Bromide was one of the first drugs used for treating epilepsy in dogs. It was discovered during the Victorian times. It was later dismissed as a feasible treatment because of the psychological problems it induced in humans.
Subsequently, veterinarians rediscovered the drug for treating dogs since it was confirmed that the drug did not cause such psychological problems in dogs.
Bromide is blended with either sodium or potassium to form crystals like table salt and packed in capsules for administration. The drug has a long half life and consequently it takes a fair amount of time for it to be passed from the body. The slow acting drug, therefore also has a lag time before the effects of the drug are actually experienced.
With the uncovering of Phenobarbital, bromide has been demoted for use in particular instances of epilepsy where the dog is diabetic.
Moreover, bromide was never sanctioned by the FDA and veterinarians had been looking for special permission for its use. Primidone is an additional drug used for treating epilepsy in dogs.

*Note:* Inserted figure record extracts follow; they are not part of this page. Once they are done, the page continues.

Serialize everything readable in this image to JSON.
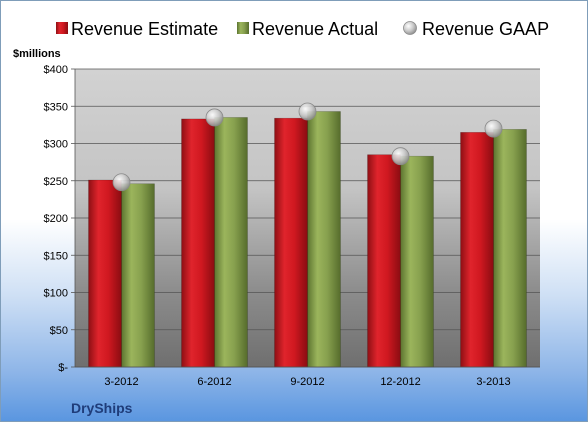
{
  "company": "DryShips",
  "chart_data": {
    "type": "bar",
    "unit_label": "$millions",
    "categories": [
      "3-2012",
      "6-2012",
      "9-2012",
      "12-2012",
      "3-2013"
    ],
    "series": [
      {
        "name": "Revenue Estimate",
        "kind": "bar",
        "color": "#c0141c",
        "values": [
          251,
          333,
          334,
          285,
          315
        ]
      },
      {
        "name": "Revenue Actual",
        "kind": "bar",
        "color": "#7f9a48",
        "values": [
          246,
          335,
          343,
          283,
          319
        ]
      },
      {
        "name": "Revenue GAAP",
        "kind": "marker",
        "color": "#c8c8c8",
        "values": [
          248,
          335,
          343,
          283,
          320
        ]
      }
    ],
    "y_ticks": [
      "$-",
      "$50",
      "$100",
      "$150",
      "$200",
      "$250",
      "$300",
      "$350",
      "$400"
    ],
    "ylim": [
      0,
      400
    ],
    "grid": true,
    "legend_position": "top"
  }
}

It acts in the same way as Phenobarbital since it gets converted to Phenobarbital in the body. As Phenobarbital is useable in liquid as well as tablet form of wide-ranging potencies, it can be utilised for dogs of all sizes and ages.
Diazepam, the generic name for better recognised drug, Valium, has a limited effect on dogs and looses its potency if administered daily. Although a tranquilizer, it is an effective method of treating a dog while the seizure is in progress. Even so, it is not recommended for preventive treatment.
Newer drugs like Carbamazepine, Lamotrigine and Valproate semisodium, that are now being used more often for human epilepsy may not be appropriate for dogs due to the easy elimination of the drug and the toxicity that they are apt to cause to dogs.
The side effects of drugs for treating epilepsy in dogs, have to be considered in relation to the risks of frequent epileptic canine seizures.
Treatment of epilepsy primarily involves anticonvulsants that have a sedative effect. The dog is liable to be lethargic when the drug is administered or when the dosage is increased.
Seizures can be caused by reasons other than epilepsy also. Administration of medication must comply to recommended dosage If the dog does not react to treatment then the most probable cause is in all probability to be found in inappropriate diagnosis, insufficient dosage, wrong choice of drug or resistance to the therapeutic effect of medication.